The survey, by market research firm Consumer Edge Insight, ranked 25 different retailers and 60 different product categories, to find out which private label products at which stores are most – and least – liked by shoppers.

And the winners? Store-brand milk, and anything from Costco.

When asked to rate how satisfied they were with their favorite store’s branded products, 63% said they were “very satisfied” with their purchases at Costco. Publix was close behind at 60%. On the opposite end of the list, a mere 34% were “very satisfied” with private label offerings from Albertson’s, A&P and Supervalu stores.

Whole Foods Market also does well, when the question about private label quality is asked a slightly different way. 60% of shoppers said they’re more likely to visit Whole Foods because of its store brands. Costco comes in second, at 57%. A&P once again found itself on the other end of the scale, along with Ahold (owner of Giant and Stop & Shop) – only 29% of shoppers said they were more likely to visit those stores because of their store-brand products.

And which private label products, exactly, do we think are so good? Shoppers surveyed found the least discernible difference between national- and store-brand (non-organic) milk, with 41% saying their store’s private label milk is just as good as national brands. 37% felt the same way about bottled water, and about a third favored their store’s trash bags.

But don’t try to pass off store-brand toothpaste as being as good as national brands. Only 9% of shoppers said private label toothpaste was of comparable quality to name brands. A similar percentage felt the same way about chocolate candy and deodorant.

Interestingly enough, those very products are among the easiest to get for free, or for next to nothing, with smart shopping and couponing. Serious couponers pride themselves on never paying a dime for toothpaste or deodorant, and you can often get name-brand chocolate candy pretty cheap too. On the other hand, the product categories where stores did well – milk, bottled water and trash bags – are among the most difficult to get decent deals on, with sales and coupons.

The survey focused on quality, not price. But in the end, price may well play a part in people’s decisions. Who wants to pay retail price for store-brand toothpaste, when you can get a stockpile full of name-brand toothpaste for free? Similarly, who wants to pay a premium for name-brand milk, when the less expensive store brand is just as good?

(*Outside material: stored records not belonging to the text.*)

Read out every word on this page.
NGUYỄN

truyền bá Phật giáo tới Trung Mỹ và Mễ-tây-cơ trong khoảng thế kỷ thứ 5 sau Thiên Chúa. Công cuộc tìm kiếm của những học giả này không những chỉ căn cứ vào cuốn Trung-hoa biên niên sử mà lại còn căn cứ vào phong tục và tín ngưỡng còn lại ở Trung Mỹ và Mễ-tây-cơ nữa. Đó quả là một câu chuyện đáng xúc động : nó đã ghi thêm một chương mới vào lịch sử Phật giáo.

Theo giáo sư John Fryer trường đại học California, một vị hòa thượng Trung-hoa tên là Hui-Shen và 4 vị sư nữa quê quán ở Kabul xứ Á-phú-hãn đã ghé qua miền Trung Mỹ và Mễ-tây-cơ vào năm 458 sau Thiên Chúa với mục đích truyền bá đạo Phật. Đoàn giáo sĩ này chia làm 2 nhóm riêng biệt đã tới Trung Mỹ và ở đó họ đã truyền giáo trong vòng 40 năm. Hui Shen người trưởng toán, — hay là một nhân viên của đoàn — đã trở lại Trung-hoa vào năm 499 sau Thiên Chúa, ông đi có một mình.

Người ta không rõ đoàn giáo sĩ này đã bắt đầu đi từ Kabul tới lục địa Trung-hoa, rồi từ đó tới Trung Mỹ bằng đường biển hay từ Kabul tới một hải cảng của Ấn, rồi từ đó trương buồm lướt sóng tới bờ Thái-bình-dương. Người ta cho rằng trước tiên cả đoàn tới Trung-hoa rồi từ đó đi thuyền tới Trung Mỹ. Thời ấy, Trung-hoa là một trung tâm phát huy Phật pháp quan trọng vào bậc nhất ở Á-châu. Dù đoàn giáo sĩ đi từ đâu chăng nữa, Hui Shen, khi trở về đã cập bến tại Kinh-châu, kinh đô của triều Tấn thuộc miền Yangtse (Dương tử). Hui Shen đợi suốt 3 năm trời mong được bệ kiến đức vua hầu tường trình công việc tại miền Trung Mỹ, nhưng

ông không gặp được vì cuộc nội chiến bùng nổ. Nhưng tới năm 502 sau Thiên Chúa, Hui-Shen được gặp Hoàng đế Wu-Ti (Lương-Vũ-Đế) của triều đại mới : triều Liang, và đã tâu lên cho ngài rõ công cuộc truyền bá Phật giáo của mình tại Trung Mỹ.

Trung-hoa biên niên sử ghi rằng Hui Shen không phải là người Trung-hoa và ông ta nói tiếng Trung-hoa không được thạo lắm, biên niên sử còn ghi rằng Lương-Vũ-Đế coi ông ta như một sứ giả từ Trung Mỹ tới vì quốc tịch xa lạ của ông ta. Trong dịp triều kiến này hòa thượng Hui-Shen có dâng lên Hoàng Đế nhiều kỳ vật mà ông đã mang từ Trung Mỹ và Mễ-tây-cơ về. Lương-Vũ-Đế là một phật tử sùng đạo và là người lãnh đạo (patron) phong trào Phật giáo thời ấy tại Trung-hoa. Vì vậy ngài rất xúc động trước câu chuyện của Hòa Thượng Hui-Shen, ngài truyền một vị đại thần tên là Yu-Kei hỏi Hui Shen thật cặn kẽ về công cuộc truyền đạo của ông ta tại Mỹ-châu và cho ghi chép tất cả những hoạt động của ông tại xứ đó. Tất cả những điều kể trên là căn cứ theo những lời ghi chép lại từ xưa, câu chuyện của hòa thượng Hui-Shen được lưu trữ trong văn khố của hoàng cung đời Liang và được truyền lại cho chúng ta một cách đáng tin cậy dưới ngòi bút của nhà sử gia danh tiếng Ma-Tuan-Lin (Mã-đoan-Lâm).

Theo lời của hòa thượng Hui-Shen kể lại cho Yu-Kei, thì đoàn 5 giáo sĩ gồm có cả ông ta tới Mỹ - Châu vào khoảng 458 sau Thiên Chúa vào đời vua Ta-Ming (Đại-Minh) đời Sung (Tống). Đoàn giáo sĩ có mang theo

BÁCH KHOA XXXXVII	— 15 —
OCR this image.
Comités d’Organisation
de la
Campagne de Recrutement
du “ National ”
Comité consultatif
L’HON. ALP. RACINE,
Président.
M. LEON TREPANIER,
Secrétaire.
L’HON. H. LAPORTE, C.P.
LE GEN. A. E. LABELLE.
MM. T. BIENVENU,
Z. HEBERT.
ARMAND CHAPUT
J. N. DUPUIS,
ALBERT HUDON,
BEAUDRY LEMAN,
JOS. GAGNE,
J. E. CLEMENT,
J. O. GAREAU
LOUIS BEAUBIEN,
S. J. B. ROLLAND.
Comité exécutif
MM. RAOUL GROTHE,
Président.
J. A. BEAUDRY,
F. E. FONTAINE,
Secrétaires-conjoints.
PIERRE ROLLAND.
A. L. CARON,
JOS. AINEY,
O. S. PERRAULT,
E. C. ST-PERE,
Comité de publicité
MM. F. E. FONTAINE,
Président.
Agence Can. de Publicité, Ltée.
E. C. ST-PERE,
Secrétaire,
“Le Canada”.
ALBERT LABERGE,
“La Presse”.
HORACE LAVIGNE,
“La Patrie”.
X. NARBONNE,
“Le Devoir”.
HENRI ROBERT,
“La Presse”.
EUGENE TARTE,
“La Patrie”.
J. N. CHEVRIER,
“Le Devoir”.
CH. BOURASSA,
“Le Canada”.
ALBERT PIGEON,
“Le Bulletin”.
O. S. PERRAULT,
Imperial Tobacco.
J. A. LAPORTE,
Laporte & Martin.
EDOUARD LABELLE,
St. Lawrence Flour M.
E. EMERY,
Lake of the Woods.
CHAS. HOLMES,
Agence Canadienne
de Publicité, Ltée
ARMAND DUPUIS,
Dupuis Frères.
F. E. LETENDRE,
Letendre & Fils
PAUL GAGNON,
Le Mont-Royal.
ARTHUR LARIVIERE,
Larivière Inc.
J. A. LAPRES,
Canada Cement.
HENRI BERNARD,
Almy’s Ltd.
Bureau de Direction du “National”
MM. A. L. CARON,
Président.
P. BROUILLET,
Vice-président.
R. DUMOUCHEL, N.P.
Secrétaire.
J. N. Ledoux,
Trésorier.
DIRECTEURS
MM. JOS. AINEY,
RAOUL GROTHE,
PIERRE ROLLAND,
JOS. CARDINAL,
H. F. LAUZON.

In a curious coincidence of timing, Whole Foods is holding a nationwide store-brand giveaway today, which it can only hope will increase the private-label goodwill it’s already built up with its customers. Today, Tuesday, October 22nd, the first 100 customers at each Whole Foods location in the country, who make a purchase totaling $10 or more, will get a free “365 Everyday Value” product, to celebrate the opening of the chain’s 365th store (get it?)

“Costco, Publix and Whole Foods should be commended for their outstanding performance in the eyes of their customers,” concluded Consumer Edge Insight president David Decker. At the same time, “retailers and their suppliers have an opportunity to improve the quality of store-brand products” in the categories where they lag behind national brands.

As long as Colgate and Crest continue to be free after sales and coupons, though, just don’t bother trying to improve that store-brand toothpaste.

One Comment

  1. I like Trader Joe’s house brands, but I don’t know if that exactly counts, since if they have a house brand of something, then for the most part they don’t carry the non-TJs version.

    I grew up in Canada, and President’s Choice was introduced in 1983, when I was 12. While it’s not quite what it was before, it’s an excellent product (some are the best value, some are the best quality; it varies why they become a President’s Choice product). For long time Wegman’s and Star/Shaw in the US carried those products, too, and that was great – even when a name brand was cheaper with coupons, the PC version was usually a better product for a more affordable day to day price. I miss it a lot, and stockup whenever I’m home.